Workflow recipes

Workflow recipe

Control overtime

This recipe explains how to evaluate overtime risk before a worker is approved for more work. Some clients require a hard block. Others want a warning and manager review. Teambridge should make that decision explicit, auditable, and visible before payroll is affected.

Operational question

Would this shift push the worker into overtime, and should the system block it or route it for review?

Reference walkthrough

Auto-reject overtime

Use the video as a visual reference, then use the sections below to understand the actual implementation model: data, workspaces, rules, workflow steps, tests, and common failure modes.

2:29

Implementation model

Build the workflow in the same order the operation will depend on it.

A recipe is complete only when the business problem, data model, operator view, policy decision, automated follow-up, and testing path all line up.

1

Problem

Name the operating gap and the decision the team needs to make.

2

Data

Identify the records and fields Teambridge must trust.

3

Workspace

Create the queue where operators review and act.

4

Policy

Define what should be allowed, blocked, flagged, or ranked.

5

Workflow

Connect triggers, conditions, messages, updates, and approvals.

6

Test

Run realistic pass, fail, exception, and permission scenarios.

Data model

  • Users with worker status, role, location, and weekly hour context.
  • Shifts with start time, end time, assignee, requested worker, and scheduled hours.
  • Timesheets with worked hours, approved hours, and pay-period boundaries.
  • Locations or clients with overtime preference: block, flag, allow, or review.
  • Policy result fields such as Overtime Risk, Reject Reason, or Needs Review.

Product example

What time review looks like when clock-ins and exceptions are part of the same record.

This supports time, attendance, payroll readiness, overtime, and exception sections because those workflows depend on trusted shift and timecard signals.

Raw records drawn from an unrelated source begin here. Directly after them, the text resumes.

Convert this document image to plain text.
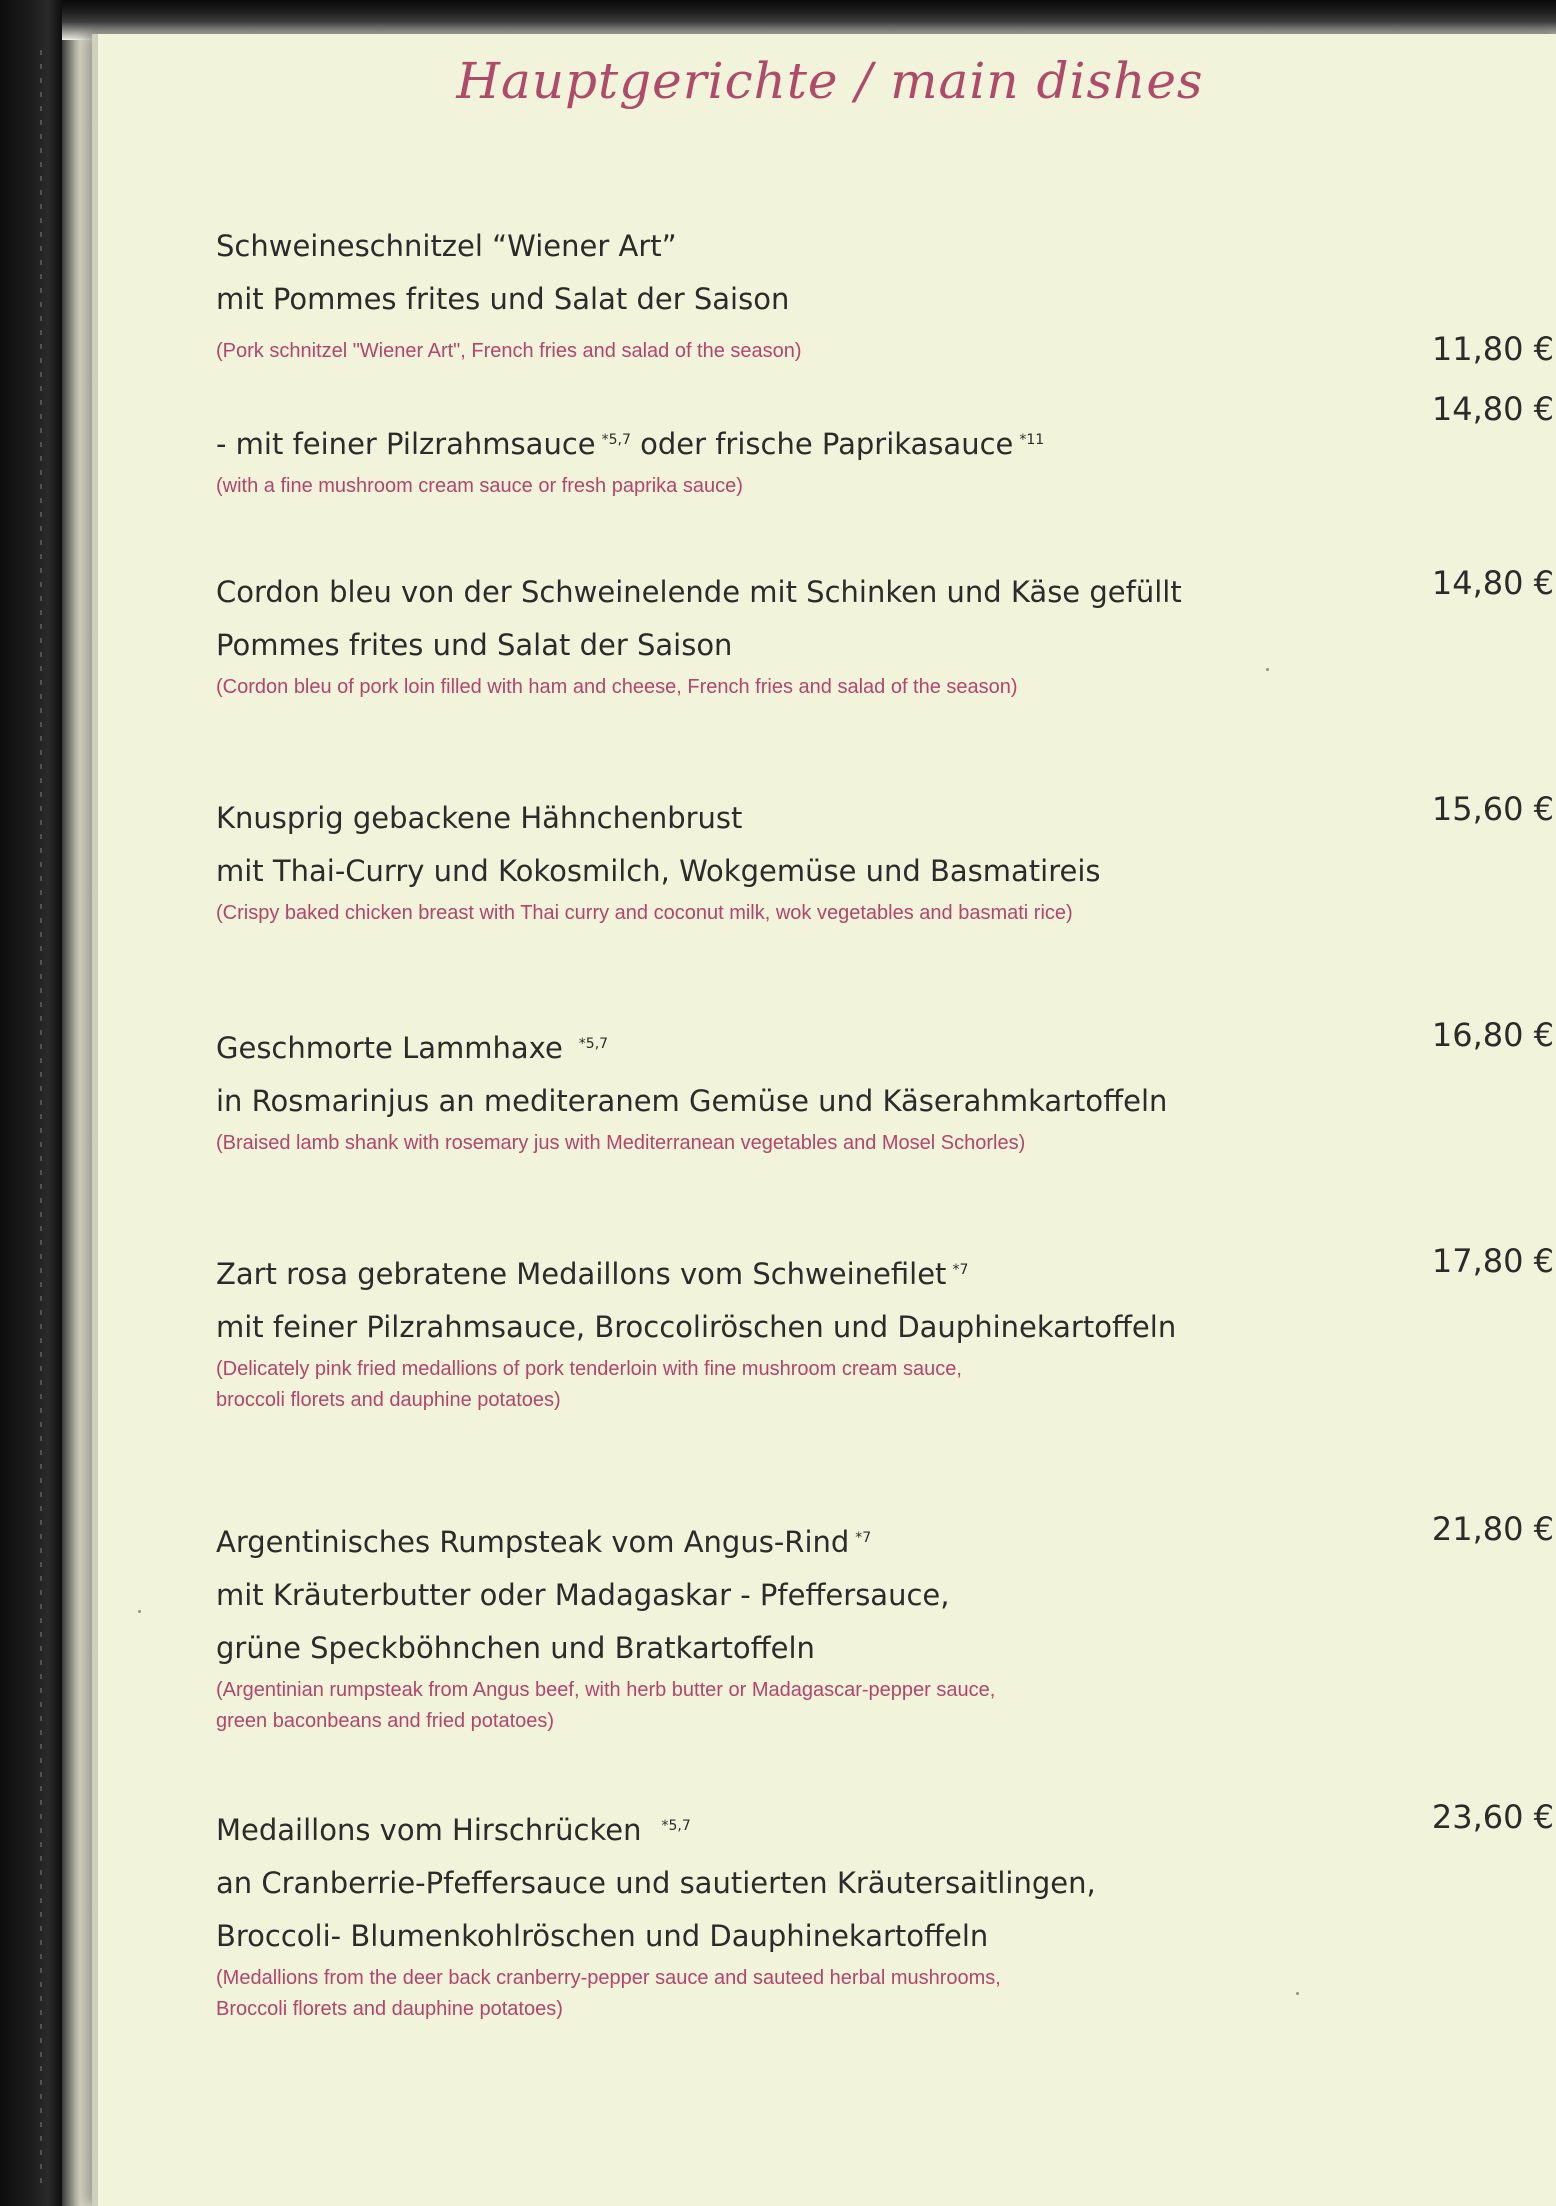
Hauptgerichte / main dishes
Schweineschnitzel “Wiener Art”
mit Pommes frites und Salat der Saison
(Pork schnitzel "Wiener Art", French fries and salad of the season)	11,80 €
- mit feiner Pilzrahmsauce $^{*5,7}$ oder frische Paprikasauce $^{*11}$
(with a fine mushroom cream sauce or fresh paprika sauce)
14,80 €
Cordon bleu von der Schweinelende mit Schinken und Käse gefüllt
Pommes frites und Salat der Saison
(Cordon bleu of pork loin filled with ham and cheese, French fries and salad of the season)
14,80 €
Knusprig gebackene Hähnchenbrust
mit Thai-Curry und Kokosmilch, Wokgemüse und Basmatireis
(Crispy baked chicken breast with Thai curry and coconut milk, wok vegetables and basmati rice)
15,60 €
Geschmorte Lammhaxe $^{*5,7}$
in Rosmarinjus an mediteranem Gemüse und Käserahmkartoffeln
(Braised lamb shank with rosemary jus with Mediterranean vegetables and Mosel Schorles)
16,80 €
Zart rosa gebratene Medaillons vom Schweinefilet $^{*7}$
mit feiner Pilzrahmsauce, Broccoliröschen und Dauphinekartoffeln
(Delicately pink fried medallions of pork tenderloin with fine mushroom cream sauce,
broccoli florets and dauphine potatoes)
17,80 €
Argentinisches Rumpsteak vom Angus-Rind $^{*7}$
mit Kräuterbutter oder Madagaskar - Pfeffersauce,
grüne Speckböhnchen und Bratkartoffeln
(Argentinian rumpsteak from Angus beef, with herb butter or Madagascar-pepper sauce,
green baconbeans and fried potatoes)
21,80 €
Medaillons vom Hirschrücken $^{*5,7}$
an Cranberrie-Pfeffersauce und sautierten Kräutersaitlingen,
Broccoli- Blumenkohlröschen und Dauphinekartoffeln
(Medallions from the deer back cranberry-pepper sauce and sauteed herbal mushrooms,
Broccoli florets and dauphine potatoes)
23,60 €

Open time tracking product page
Teambridge time tracking product visual showing a timecard workflow

Workspace design

  • Shift Requests tab for pending worker requests.
  • Overtime Risk tab for requests that need review.
  • Rejected Requests tab for blocked actions and audit review.
  • Approved Exceptions tab for overtime that was intentionally allowed.
  • Payroll Review tab for records where overtime affects pay or bill outcome.

Rules and policy logic

  • Calculate current worked or scheduled hours against the pay-period threshold.
  • Evaluate the requested shift duration before approval.
  • Apply client or location-specific rules.
  • Use hard rejection only when the rule is clear.
  • Use flagging when business judgment is still needed.

Workflow sequence

How the process should run

1

Worker requests or claims a shift.

2

Teambridge calculates total hours if the shift is accepted.

3

Policy checks the worker, shift, location, and client rule.

4

If blocked, the worker receives a rejection message and the request is logged.

5

If flagged, the request appears in an admin review workspace.

6

Admin approves, denies, or assigns a different worker.

7

Final decision is stored for audit and payroll context.

Testing checklist

  • Test a worker below threshold.
  • Test a worker who crosses threshold with the requested shift.
  • Test a client that blocks overtime.
  • Test a client that only flags overtime.
  • Confirm rejected and approved-exception records are visible to admins.

Common failure modes

  • The rule reads scheduled hours but payroll uses approved worked hours.
  • Every overtime case is blocked even when some clients allow exceptions.
  • The worker sees a rejection without a useful explanation.
  • Admins cannot find rejected or flagged requests later.
  • Overtime data is not available to payroll review.